Dans son cabinet de travail, dont la porte donnant sur le salon était ouverte, je vois assis devant un bureau un monsieur en uniforme. Il paraît adresser des questions à un homme hirsute qui se tient debout devant lui. La vue de cet individu me fit mettre la conversation sur la sécurité du pays. M. Picard nous dit avec emphase que Nikolaïevsk est une sorte de succursale du Paradis, que tous les habitants sans exception sont de petits saints, et que l’on pourrait, sans crainte d’autre chose que d’un rhume, dormir les fenêtres ouvertes.

Nous prenons congé de lui. Mais à peine sommes-nous dans la rue que le commandant est pris d’un fou rire. « Avez-vous remarqué, dit-il, ce qui se passait dans la chambre à côté, pendant que le chef de la police nous vantait les bonnes mœurs de ses administrés ? Le procureur de l’Empereur était en train de procéder à l’interrogatoire d’un individu.
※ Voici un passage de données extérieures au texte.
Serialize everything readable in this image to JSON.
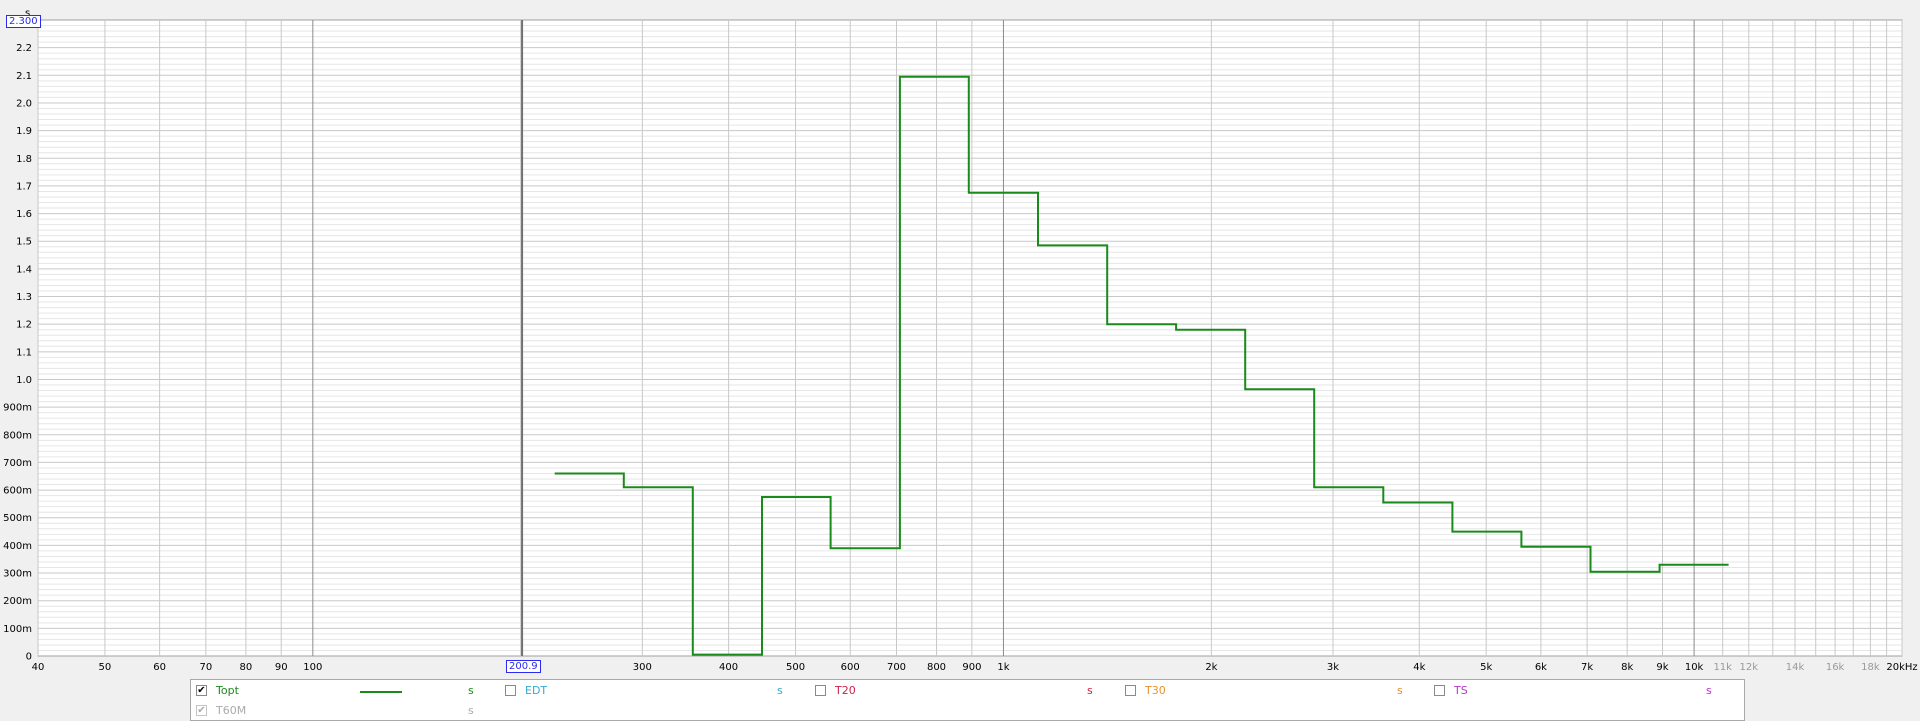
{
  "colors": {
    "background": "#f0f0f0",
    "plot_bg": "#ffffff",
    "grid_minor": "#e6e6e6",
    "grid_major": "#c8c8c8",
    "grid_decade": "#8c8c8c",
    "trace": "#1a8a1a",
    "marker": "#2a2af0"
  },
  "cursor": {
    "y_readout": "2.300",
    "x_readout": "200.9"
  },
  "chart_data": {
    "type": "line",
    "x_scale": "log",
    "xlim": [
      40,
      20000
    ],
    "ylim": [
      0,
      2.3
    ],
    "grid": true,
    "y_unit_label": "s",
    "x_ticks": [
      {
        "v": 40,
        "label": "40",
        "dim": false
      },
      {
        "v": 50,
        "label": "50",
        "dim": false
      },
      {
        "v": 60,
        "label": "60",
        "dim": false
      },
      {
        "v": 70,
        "label": "70",
        "dim": false
      },
      {
        "v": 80,
        "label": "80",
        "dim": false
      },
      {
        "v": 90,
        "label": "90",
        "dim": false
      },
      {
        "v": 100,
        "label": "100",
        "dim": false
      },
      {
        "v": 300,
        "label": "300",
        "dim": false
      },
      {
        "v": 400,
        "label": "400",
        "dim": false
      },
      {
        "v": 500,
        "label": "500",
        "dim": false
      },
      {
        "v": 600,
        "label": "600",
        "dim": false
      },
      {
        "v": 700,
        "label": "700",
        "dim": false
      },
      {
        "v": 800,
        "label": "800",
        "dim": false
      },
      {
        "v": 900,
        "label": "900",
        "dim": false
      },
      {
        "v": 1000,
        "label": "1k",
        "dim": false
      },
      {
        "v": 2000,
        "label": "2k",
        "dim": false
      },
      {
        "v": 3000,
        "label": "3k",
        "dim": false
      },
      {
        "v": 4000,
        "label": "4k",
        "dim": false
      },
      {
        "v": 5000,
        "label": "5k",
        "dim": false
      },
      {
        "v": 6000,
        "label": "6k",
        "dim": false
      },
      {
        "v": 7000,
        "label": "7k",
        "dim": false
      },
      {
        "v": 8000,
        "label": "8k",
        "dim": false
      },
      {
        "v": 9000,
        "label": "9k",
        "dim": false
      },
      {
        "v": 10000,
        "label": "10k",
        "dim": false
      },
      {
        "v": 11000,
        "label": "11k",
        "dim": true
      },
      {
        "v": 12000,
        "label": "12k",
        "dim": true
      },
      {
        "v": 14000,
        "label": "14k",
        "dim": true
      },
      {
        "v": 16000,
        "label": "16k",
        "dim": true
      },
      {
        "v": 18000,
        "label": "18k",
        "dim": true
      },
      {
        "v": 20000,
        "label": "20kHz",
        "dim": false
      }
    ],
    "y_ticks": [
      {
        "v": 0,
        "label": "0"
      },
      {
        "v": 0.1,
        "label": "100m"
      },
      {
        "v": 0.2,
        "label": "200m"
      },
      {
        "v": 0.3,
        "label": "300m"
      },
      {
        "v": 0.4,
        "label": "400m"
      },
      {
        "v": 0.5,
        "label": "500m"
      },
      {
        "v": 0.6,
        "label": "600m"
      },
      {
        "v": 0.7,
        "label": "700m"
      },
      {
        "v": 0.8,
        "label": "800m"
      },
      {
        "v": 0.9,
        "label": "900m"
      },
      {
        "v": 1.0,
        "label": "1.0"
      },
      {
        "v": 1.1,
        "label": "1.1"
      },
      {
        "v": 1.2,
        "label": "1.2"
      },
      {
        "v": 1.3,
        "label": "1.3"
      },
      {
        "v": 1.4,
        "label": "1.4"
      },
      {
        "v": 1.5,
        "label": "1.5"
      },
      {
        "v": 1.6,
        "label": "1.6"
      },
      {
        "v": 1.7,
        "label": "1.7"
      },
      {
        "v": 1.8,
        "label": "1.8"
      },
      {
        "v": 1.9,
        "label": "1.9"
      },
      {
        "v": 2.0,
        "label": "2.0"
      },
      {
        "v": 2.1,
        "label": "2.1"
      },
      {
        "v": 2.2,
        "label": "2.2"
      }
    ],
    "series": [
      {
        "name": "Topt",
        "color": "#1a8a1a",
        "step_bands": [
          {
            "f0": 224,
            "f1": 282,
            "y": 0.66
          },
          {
            "f0": 282,
            "f1": 355,
            "y": 0.61
          },
          {
            "f0": 355,
            "f1": 447,
            "y": 0.005
          },
          {
            "f0": 447,
            "f1": 562,
            "y": 0.575
          },
          {
            "f0": 562,
            "f1": 708,
            "y": 0.39
          },
          {
            "f0": 708,
            "f1": 891,
            "y": 2.095
          },
          {
            "f0": 891,
            "f1": 1122,
            "y": 1.675
          },
          {
            "f0": 1122,
            "f1": 1413,
            "y": 1.485
          },
          {
            "f0": 1413,
            "f1": 1778,
            "y": 1.2
          },
          {
            "f0": 1778,
            "f1": 2239,
            "y": 1.18
          },
          {
            "f0": 2239,
            "f1": 2818,
            "y": 0.965
          },
          {
            "f0": 2818,
            "f1": 3548,
            "y": 0.61
          },
          {
            "f0": 3548,
            "f1": 4467,
            "y": 0.555
          },
          {
            "f0": 4467,
            "f1": 5623,
            "y": 0.45
          },
          {
            "f0": 5623,
            "f1": 7079,
            "y": 0.395
          },
          {
            "f0": 7079,
            "f1": 8913,
            "y": 0.305
          },
          {
            "f0": 8913,
            "f1": 11220,
            "y": 0.33
          }
        ]
      }
    ]
  },
  "legend": {
    "items": [
      {
        "label": "Topt",
        "unit": "s",
        "checked": true,
        "disabled": false,
        "color": "#1a8a1a",
        "show_swatch": true
      },
      {
        "label": "EDT",
        "unit": "s",
        "checked": false,
        "disabled": false,
        "color": "#33aacc",
        "show_swatch": false
      },
      {
        "label": "T20",
        "unit": "s",
        "checked": false,
        "disabled": false,
        "color": "#cc2244",
        "show_swatch": false
      },
      {
        "label": "T30",
        "unit": "s",
        "checked": false,
        "disabled": false,
        "color": "#e8902a",
        "show_swatch": false
      },
      {
        "label": "TS",
        "unit": "s",
        "checked": false,
        "disabled": false,
        "color": "#bb33cc",
        "show_swatch": false
      },
      {
        "label": "T60M",
        "unit": "s",
        "checked": true,
        "disabled": true,
        "color": "#aaaaaa",
        "show_swatch": false
      }
    ]
  }
}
Il s’agissait d’une tentative d’empoisonnement d’un de ces vertueux habitants du pays sur son conjoint. »

Assez égayés par cette petite aventure, nous continuons notre promenade et faisons le tour de la ville. Nous passons devant le cimetière, où la présence de nombreuses tombes témoigne de l’ancienne splendeur de Nikolaïevsk. Puis, comme l’heure s’avance, nous rentrons à bord pour dîner. Le caviar frais est sur la table. Nous le trouvons fade : il est fait avec des œufs d’esturgeon. Combien il est loin de valoir celui que nous mangerons sur l’Obi et enfin sur la Volga, qui est fabriqué avec des œufs de sterlet exclusivement ! Le caviar ne se transporte pas. Mangé à Nijni-Novgorod, au moment où il vient d’être préparé, c’est un mets délicieux. Transporté à Moscou, c’est-à-dire au bout de vingt-quatre heures, il a beaucoup perdu de sa saveur.

16 juin. — On commence à décharger le Vladivostok. Pour cela on prend des soldats, qui sont heureux d’ajouter un supplément à leur solde. Mais ils sont bien maladroits : on voit que ce n’est pas leur métier.

Le soir, après dîner, promenade à terre. Nous rencontrons, comme hier, dans la rue, tout le high-life : le général Arsenieff, le comte Lutzaw, M. Picard, etc.

Tout au bout de la ville est la maison de poste. Le commandant veut nous montrer ce que c’est qu’un tarantass ; nous entrons. Le maître est absent, nous cherchons nous-mêmes. Dans les remises, pas de voitures ; dans les écuries, pas de chevaux. Au moment où nous sortons, nous voyons arriver le maître de poste ; il a l’air entre deux vins. Est-ce un avant-goût de ce qui nous attend au delà de Stretinsk ?

Voici la forêt qui commence : la forêt pour ainsi dire sans fin, que nous traverserons d’abord en bateau, puis en tarantass, forêt que nous ne verrons finir qu’après avoir franchi des milliers de kilomètres.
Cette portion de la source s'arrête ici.